Der BGH wird sich am 03.02.2016 mit den Grenzen der Weitergabe eigener Bezugskostensteigerungen des Gasversorgers an den Tarifkunden befassen.

Die Klägerin, ein regionales Energie- und Wasserversorgungsunternehmen, verlangt von der Beklagten, die sie als Tarifkundin (Grundversorgungskundin) leitungsgebunden mit Erdgas beliefert, die Zahlung restlichen Entgelts i.H.v. 2.733,12 Euro für Erdgaslieferungen in den Jahren 2005 bis 2007. Den in diesem Zeitraum von der Klägerin vorgenommenen Erhöhungen des Arbeitspreises widersprach die Beklagte – erstmals mit Schreiben vom 14.02.2006. Die Klägerin macht geltend, Grund für die vorstehend genannten Preisänderungen seien jeweils Änderungen ihrer Bezugskosten gewesen, wobei sie mit den Preiserhöhungen ihre gestiegenen Bezugspreise nicht einmal in vollem Umfang weitergegeben habe. Die Beklagte hat die Bezugskostensteigerungen bestritten und in diesem Zusammenhang zusätzlich geltend gemacht, die Klägerin habe die Bezugskostensteigerung unter anderem durch die besondere Gestaltung der Vertriebsform verursacht. Die Klägerin sei an ihren Vorlieferanten als Gesellschafterin bzw. als Mitglied beteiligt; der Sinn dieser Vertriebsform bestehe darin, die eigenen Bezugspreise künstlich in die Höhe zu treiben, während die Klägerin auf der anderen Seite an den Gewinnen dieser Vorlieferanten beteiligt sei.

Die Klage hatte in den Vorinstanzen Erfolg. Das Landgericht hat die Preiserhöhungen für wirksam erachtet, da die Klägerin gemäß § 4 Abs. 1, 2 AVBGasV zur Preisänderung berechtigt gewesen sei und die Preiserhöhungen der Billigkeit entsprochen hätten, weil sie im Wesentlichen auf gestiegene Bezugskosten zurückzuführen seien. Das Bestreiten der Beklagten hat das Landgericht als unbeachtlich angesehen, weil es nicht ausreichend substantiiert sei. Den Vortrag der Beklagten, die Klägerin habe die Bezugskosten durch die besondere Gestaltung der Vertriebsform künstlich in die Höhe getrieben, hat das Landgericht als unerheblich betrachtet, da die Bezugskosten nicht der gerichtlichen Kontrolle unterlägen. Mit der vom Landgericht zugelassenen Revision verfolgt die Beklagte ihr Klageabweisungsbegehren weiter.

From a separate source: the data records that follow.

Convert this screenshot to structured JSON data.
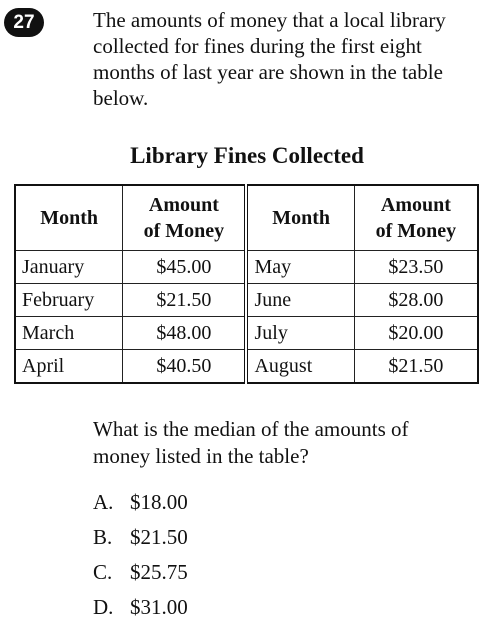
{
  "question": {
    "number": "27",
    "stem": "The amounts of money that a local library collected for fines during the first eight months of last year are shown in the table below."
  },
  "table": {
    "title": "Library Fines Collected",
    "headers": {
      "month": "Month",
      "amount_line1": "Amount",
      "amount_line2": "of Money"
    },
    "rows": [
      {
        "month_a": "January",
        "amount_a": "$45.00",
        "month_b": "May",
        "amount_b": "$23.50"
      },
      {
        "month_a": "February",
        "amount_a": "$21.50",
        "month_b": "June",
        "amount_b": "$28.00"
      },
      {
        "month_a": "March",
        "amount_a": "$48.00",
        "month_b": "July",
        "amount_b": "$20.00"
      },
      {
        "month_a": "April",
        "amount_a": "$40.50",
        "month_b": "August",
        "amount_b": "$21.50"
      }
    ]
  },
  "prompt": "What is the median of the amounts of money listed in the table?",
  "choices": [
    {
      "letter": "A.",
      "text": "$18.00"
    },
    {
      "letter": "B.",
      "text": "$21.50"
    },
    {
      "letter": "C.",
      "text": "$25.75"
    },
    {
      "letter": "D.",
      "text": "$31.00"
    }
  ]
}
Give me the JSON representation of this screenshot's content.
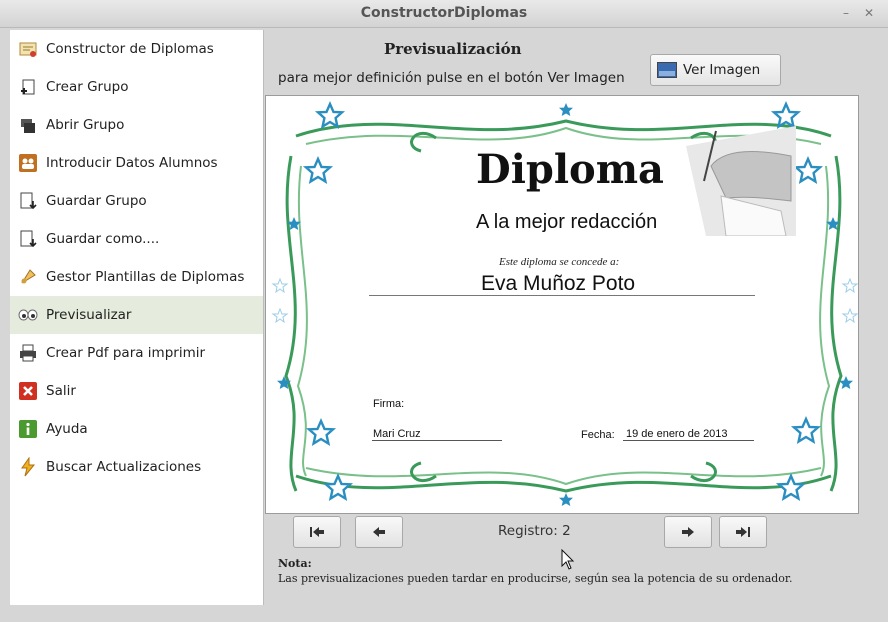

Der BGH hatte das vorliegende Verfahren mit Beschluss vom 18.05.2011 ausgesetzt und dem EuGH zur Vorabentscheidung über die Auslegung des Art. 3 Abs. 3 i.V.m. Anhang A lit. b und/oder c der Gas-Richtlinie 2003/55/EG vorgelegt. Die Entscheidung des EuGH ist am 23.10.2014 ergangen. Der BGH hat daraufhin durch seine Urteile vom 28.10.2015 (VIII ZR 158/11 und VIII ZR 13/12) seine Rechtsprechung zum Preisanpassungsrecht der Energieversorgungsunternehmen im Bereich der Erdgasversorgung von Tarifkunden (Gasgrundversorgung) geändert und entschieden, dass § 4 Abs. 1 und 2 AVBGasV und der Nachfolgeregelung in § 5 Abs. 2 GasGVV a.F ein gesetzliches Preisanpassungsrecht des Energieversorgers für die Zeit ab dem 01.07.2004 – dem Ablauf der Umsetzungsfrist der Gas-Richtlinie 2003/55/EG – nicht (mehr) entnommen werden kann, weil eine solche Auslegung nicht mit den Transparenzanforderungen der genannten Richtlinie vereinbar wäre. Er hat weiter entschieden, dass sich jedoch aus der gebotenen ergänzenden Vertragsauslegung des Gaslieferungsvertrags ergibt, dass der Versorger Preiserhöhungen zwar nicht mehr in dem bisher nach § 4 Abs. 1, 2 AVBGasV bzw. § 5 Abs. 2 GasGVV a.F. für möglich erachteten Umfang vornehmen, aber eigene (Bezugs-)Kostensteigerungen an den Kunden weitergeben darf.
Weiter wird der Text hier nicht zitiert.